Quel est le rôle du commissaire de justice dans la nouvelle procédure de saisie sur salaire ?
Le commissaire de justice devient désormais l’interlocuteur central dans l’ensemble de la procédure de saisie sur salaire. Cette réforme introduit une distinction claire entre deux fonctions essentielles qu’il peut occuper :
- Le commissaire de justice saisissant est le professionnel chargé d’initier la procédure à la demande du créancier. Il intervient dès l’apparition des impayés locatifs, rédige et signifie le commandement de payer au locataire débiteur. Puis, il assure le suivi de la phase amiable. En l’absence de réaction du débiteur dans le délai légal, il est aussi en mesure de signifier la saisie à l’employeur.

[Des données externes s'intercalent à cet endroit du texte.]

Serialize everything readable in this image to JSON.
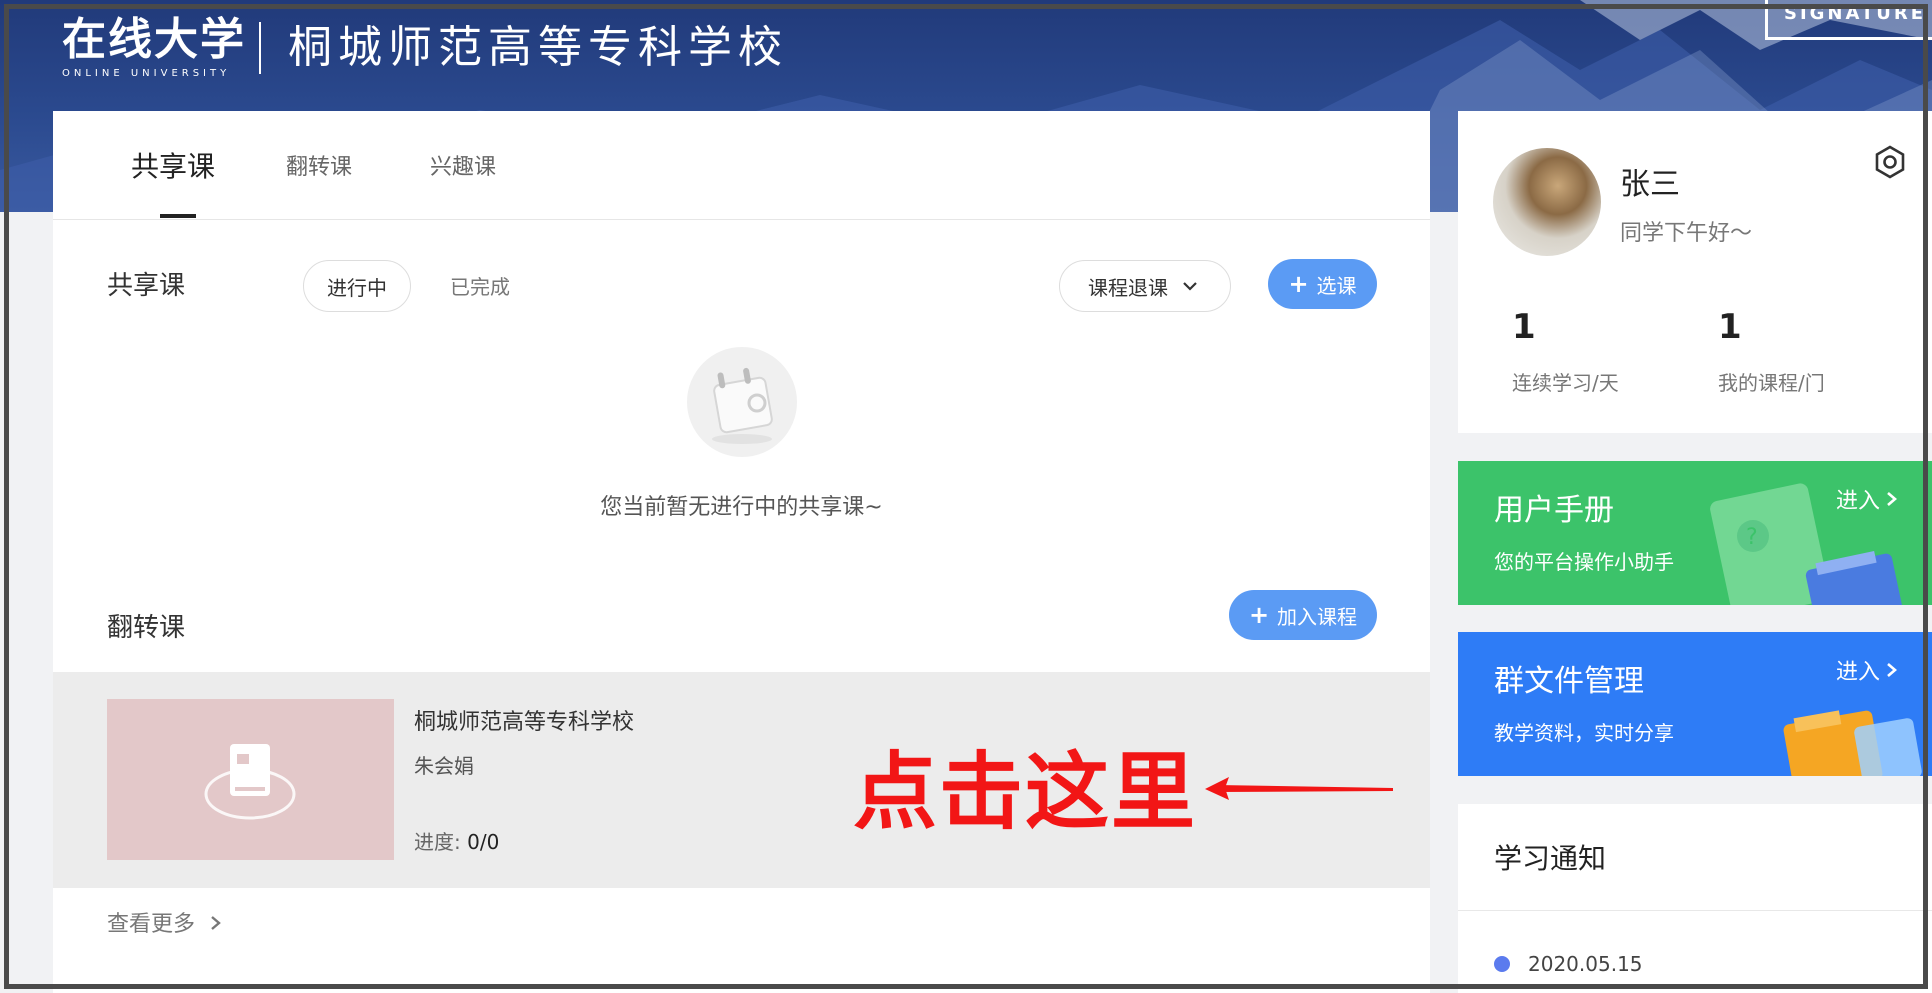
{
  "header": {
    "logo_cn": "在线大学",
    "logo_en": "ONLINE UNIVERSITY",
    "school_name": "桐城师范高等专科学校",
    "signature": "SIGNATURE"
  },
  "tabs": [
    {
      "label": "共享课",
      "active": true
    },
    {
      "label": "翻转课",
      "active": false
    },
    {
      "label": "兴趣课",
      "active": false
    }
  ],
  "shared": {
    "title": "共享课",
    "filter_in_progress": "进行中",
    "filter_done": "已完成",
    "drop_label": "课程退课",
    "select_label": "选课",
    "empty_text": "您当前暂无进行中的共享课~"
  },
  "flip": {
    "title": "翻转课",
    "add_label": "加入课程",
    "course": {
      "name": "桐城师范高等专科学校",
      "teacher": "朱会娟",
      "progress_label": "进度:",
      "progress_value": "0/0"
    },
    "annotation": "点击这里",
    "see_more": "查看更多"
  },
  "profile": {
    "name": "张三",
    "greeting": "同学下午好～",
    "stats": [
      {
        "value": "1",
        "label": "连续学习/天"
      },
      {
        "value": "1",
        "label": "我的课程/门"
      }
    ]
  },
  "cards": {
    "manual": {
      "title": "用户手册",
      "subtitle": "您的平台操作小助手",
      "enter": "进入"
    },
    "files": {
      "title": "群文件管理",
      "subtitle": "教学资料，实时分享",
      "enter": "进入"
    }
  },
  "notice": {
    "title": "学习通知",
    "items": [
      {
        "date": "2020.05.15"
      }
    ]
  },
  "colors": {
    "accent_blue": "#5b9bf4",
    "card_green": "#3cc36a",
    "card_blue": "#2e7cf6",
    "annotation_red": "#f21616"
  }
}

- Le commissaire de justice répartiteur est désigné parmi une liste nationale établie par la Chambre nationale des commissaires de justice. Il intervient dès lors que la saisie est effective. Concrètement, c’est lui qui veille à la bonne exécution de la procédure. Ainsi, il est chargé de contrôler sa régularité à chaque étape. Par ailleurs, il doit assurer la répartition des sommes prélevées entre les différentes parties concernées. En parallèle, il s’assure également du respect des quotités saisissables, conformément au barème légal. Enfin, il est tenu de transmettre toutes les informations utiles au créancier, au débiteur, ainsi qu’au tiers saisi, le plus souvent l’employeur.
Cette nouvelle organisation fait disparaître le rôle exécutif des greffes des tribunaux judiciaires. Seul un recours du débiteur peut à nouveau saisir le juge de l’exécution. Le créancier-bailleur, en mandatant un commissaire, enclenche une procédure entièrement pilotée par un officier public. Si le locataire ne conteste pas le commandement de payer ou ne règle pas ses dettes dans un délai d’un mois, le créancier peut alors enclencher directement la saisie sur salaire.

Quelles sont les conditions pour initier une saisie sur salaire ?
La réforme n’autorise pas la saisie automatique. Plusieurs conditions strictes doivent être respectées :
- Le bail écrit doit comporter une clause résolutoire en cas d’impayé.
- Le commandement de payer doit être resté infructueux durant un mois
- Il faut prouver l’impayé, généralement après deux loyers dus, comme le recommande la jurisprudence.
Le créancier dispose ensuite de trois mois pour faire signifier au tiers saisi (généralement l’employeur du locataire) le procès-verbal de saisie. Ce qui marque le début des retenues sur rémunération.
Quelles protections sont maintenues pour les locataires ?
Le droit au logement et la protection des revenus à caractère alimentaire sont au cœur de la réforme de la saisie sur salaire. Conformément aux principes du Code du travail et aux garanties constitutionnelles liées à la dignité humaine, plusieurs dispositifs encadrés légalement assurent un équilibre entre les droits du créancier-bailleur et ceux du débiteur locataire.
Un barème légal strictement encadré
L’article R3252-2 du Code du travail encadre strictement le montant que l’on peut prélever sur les rémunérations, en appliquant un barème progressif. Ce barème tient compte du niveau de revenu et du nombre de personnes à charge. Le calcul de la quotité saisissable se fait par tranches de revenus avec des pourcentages croissants, allant de 1/20 à 2/3, jusqu’à 100 % au-delà d’un certain plafond.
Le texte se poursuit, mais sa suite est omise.